I know what I’m talking about. I wrote a book on anti-Semitism, taught Jewish history at Brooklyn College, and fought anti-Semitism since I was 21, when Israel sent me into the Soviet Union to smuggle in Jewish religious items and smuggle out Jewish names.
Even after the massacre of 11 Jews in a Pittsburgh synagogue, this assessment remains true.
But the greatest massacre of Jews in American history is a unique American tragedy.
It is a tragedy in part because America has finally made the list of countries in which Jews were murdered for being Jews. While this was probably inevitable, given that 330 million people live in America, it is painful—equally for me as an American and as a Jew.

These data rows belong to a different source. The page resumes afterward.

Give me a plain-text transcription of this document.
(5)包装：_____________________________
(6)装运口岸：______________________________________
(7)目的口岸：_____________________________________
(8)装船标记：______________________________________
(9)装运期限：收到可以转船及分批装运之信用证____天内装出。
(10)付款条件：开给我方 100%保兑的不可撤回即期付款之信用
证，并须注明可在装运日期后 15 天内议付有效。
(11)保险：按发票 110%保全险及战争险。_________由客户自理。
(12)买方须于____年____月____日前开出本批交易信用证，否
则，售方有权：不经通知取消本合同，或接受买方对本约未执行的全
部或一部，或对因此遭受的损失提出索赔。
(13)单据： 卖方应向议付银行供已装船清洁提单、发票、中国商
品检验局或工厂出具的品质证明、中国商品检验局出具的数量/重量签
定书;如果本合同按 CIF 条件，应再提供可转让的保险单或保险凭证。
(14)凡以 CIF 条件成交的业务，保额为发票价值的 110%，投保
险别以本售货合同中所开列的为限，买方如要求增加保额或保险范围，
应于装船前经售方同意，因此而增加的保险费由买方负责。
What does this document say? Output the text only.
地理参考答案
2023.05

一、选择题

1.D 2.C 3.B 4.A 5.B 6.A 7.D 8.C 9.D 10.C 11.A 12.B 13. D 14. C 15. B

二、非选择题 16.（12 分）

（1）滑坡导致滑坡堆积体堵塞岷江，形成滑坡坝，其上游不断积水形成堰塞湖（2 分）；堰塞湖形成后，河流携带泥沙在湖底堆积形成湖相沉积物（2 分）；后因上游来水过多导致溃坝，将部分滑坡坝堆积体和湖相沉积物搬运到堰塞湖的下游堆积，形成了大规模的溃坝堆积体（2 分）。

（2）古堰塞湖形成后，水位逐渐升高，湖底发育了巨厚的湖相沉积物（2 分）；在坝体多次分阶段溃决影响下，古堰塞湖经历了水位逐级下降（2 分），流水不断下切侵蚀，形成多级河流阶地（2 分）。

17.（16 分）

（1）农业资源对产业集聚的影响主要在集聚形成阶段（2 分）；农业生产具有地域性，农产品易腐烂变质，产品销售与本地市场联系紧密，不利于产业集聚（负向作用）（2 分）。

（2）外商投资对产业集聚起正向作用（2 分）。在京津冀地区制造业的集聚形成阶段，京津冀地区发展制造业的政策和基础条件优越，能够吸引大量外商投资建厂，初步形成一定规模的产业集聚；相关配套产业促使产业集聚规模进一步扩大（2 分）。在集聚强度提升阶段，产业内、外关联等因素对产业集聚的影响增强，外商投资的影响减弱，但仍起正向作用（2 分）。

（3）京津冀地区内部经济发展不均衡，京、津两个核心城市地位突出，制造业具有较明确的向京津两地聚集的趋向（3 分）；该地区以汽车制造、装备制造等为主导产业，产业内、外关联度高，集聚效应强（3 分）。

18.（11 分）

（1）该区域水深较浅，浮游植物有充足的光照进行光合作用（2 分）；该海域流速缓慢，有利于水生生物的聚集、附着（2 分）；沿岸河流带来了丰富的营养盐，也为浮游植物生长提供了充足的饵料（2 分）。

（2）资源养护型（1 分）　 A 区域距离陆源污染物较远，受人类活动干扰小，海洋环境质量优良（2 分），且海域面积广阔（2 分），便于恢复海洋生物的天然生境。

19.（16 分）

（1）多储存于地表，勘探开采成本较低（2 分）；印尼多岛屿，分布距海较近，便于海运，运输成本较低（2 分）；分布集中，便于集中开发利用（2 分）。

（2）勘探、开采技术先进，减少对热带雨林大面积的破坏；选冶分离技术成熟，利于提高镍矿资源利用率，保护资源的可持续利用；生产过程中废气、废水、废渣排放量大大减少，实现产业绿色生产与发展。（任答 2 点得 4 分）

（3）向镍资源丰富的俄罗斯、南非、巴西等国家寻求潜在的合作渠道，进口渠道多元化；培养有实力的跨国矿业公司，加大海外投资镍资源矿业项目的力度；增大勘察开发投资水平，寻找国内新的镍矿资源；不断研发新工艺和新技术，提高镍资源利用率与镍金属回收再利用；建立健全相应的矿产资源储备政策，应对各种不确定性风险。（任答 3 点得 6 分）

And second, while there is no difference between the murder of Christians at a church and the murder of Jews in a synagogue with regard to the loss of life and the suffering of loved ones, there is something unique about the murder of Jews for being Jews: Anti-Semitism is exterminationist. Anti-Semites don’t just want to persecute, enslave, or expel Jews; they want to kill them all.
On Passover, Jews read the Haggadah, the ancient Jewish prayer book of the Passover Seder. In it are contained these words: “In every generation, they arise to annihilate us”—not “persecute” us; not “enslave” us; annihilate us.
So, when the murderer yelled, “All Jews must die,” he encapsulated the uniqueness of anti-Semitism.
There is another unique aspect to anti-Semitism: It destroys every society in which it grows. The animating force within Adolf Hitler was Jew-hatred. More than anything else—desire for German “Lebensraum,” hatred of Bolshevism, a view of Slavs as subhuman—it was anti-Semitism that invigorated him. Anti-Semitism was not a Nazi scapegoat; it was the Nazis’ raison d’etre.
The results of German anti-Semitism for Germans alone: more than 5 million dead, including half a million German civilians; 130,000 more civilians murdered by the Nazi regime; 12 million Germans expelled from East Europe, 2 million of whom died; innumerable rapes of German women; Germany divided in two for half a century—and the loss of a sense of self and reputation.
I have no idea if, outside the universities and the Israel-hating left, there has been an increase in anti-Semitism in America. I wish I could trust the Anti-Defamation League, other Jewish organizations, and Jewish community newspapers. Sadly, only Jews on the left do, because most of these organizations have a left-wing, anti-Trump agenda.
Here’s a perfect example:
The mainstream left-wing media, along with left-wing Jewish organizations and media, told us every day for months after Donald Trump’s election that anti-Semitism had greatly increased. They cited the great number of Jewish Community Centers that received bomb threats.
It turned out, however, that about 90 percent of those threats were called in by a mentally disturbed American Jewish teenager living in Israel, and the other 10 percent were made by a black radical seeking to frame his ex-girlfriend.
So, the claim eventually vanished from the news—with not one Jewish or non-Jewish organization or media outlet apologizing for crying anti-Semitic “fire” in a crowded theater.
The dishonest now have the Pittsburgh massacre to blame on Trump. But that’s as big a falsehood as blaming Trump for the bomb threats. In reality, the Pittsburgh murderer criticized Trump for his close connections to Jews and Israel.
For Jews to blame the most pro-Israel president since Harry Truman—the only president with a Jewish child and Jewish grandchildren, moreover—for increasing anti-Semitism is another example of a truism this Jew has known all his life: Unlike Jewish liberals, who get most of their values from Judaism, Jewish leftists are ethnically Jewish but get their values from leftism.
The biggest increase in anti-Semitism in the last 10 or so years has come from the left. Just ask young Jews who wear yarmulkes or are vocally pro-Israel on most American college campuses. And this generation’s threat of Jewish annihilation comes from Israel’s Iranian and Arab enemies.
As a Jew who attends synagogue every Shabbat, and as an advocate for the carrying of concealed weapons, I fervently pray we will not need armed guards at American synagogues. America’s uniqueness has been exemplified by the fact that Jews do not need armed guards in their synagogues.
May it always be so.
Even if you don’t love Jews—if you only love America—you need to fight anti-Semites. As the Jews go, so goes the fate of the nation in which they live.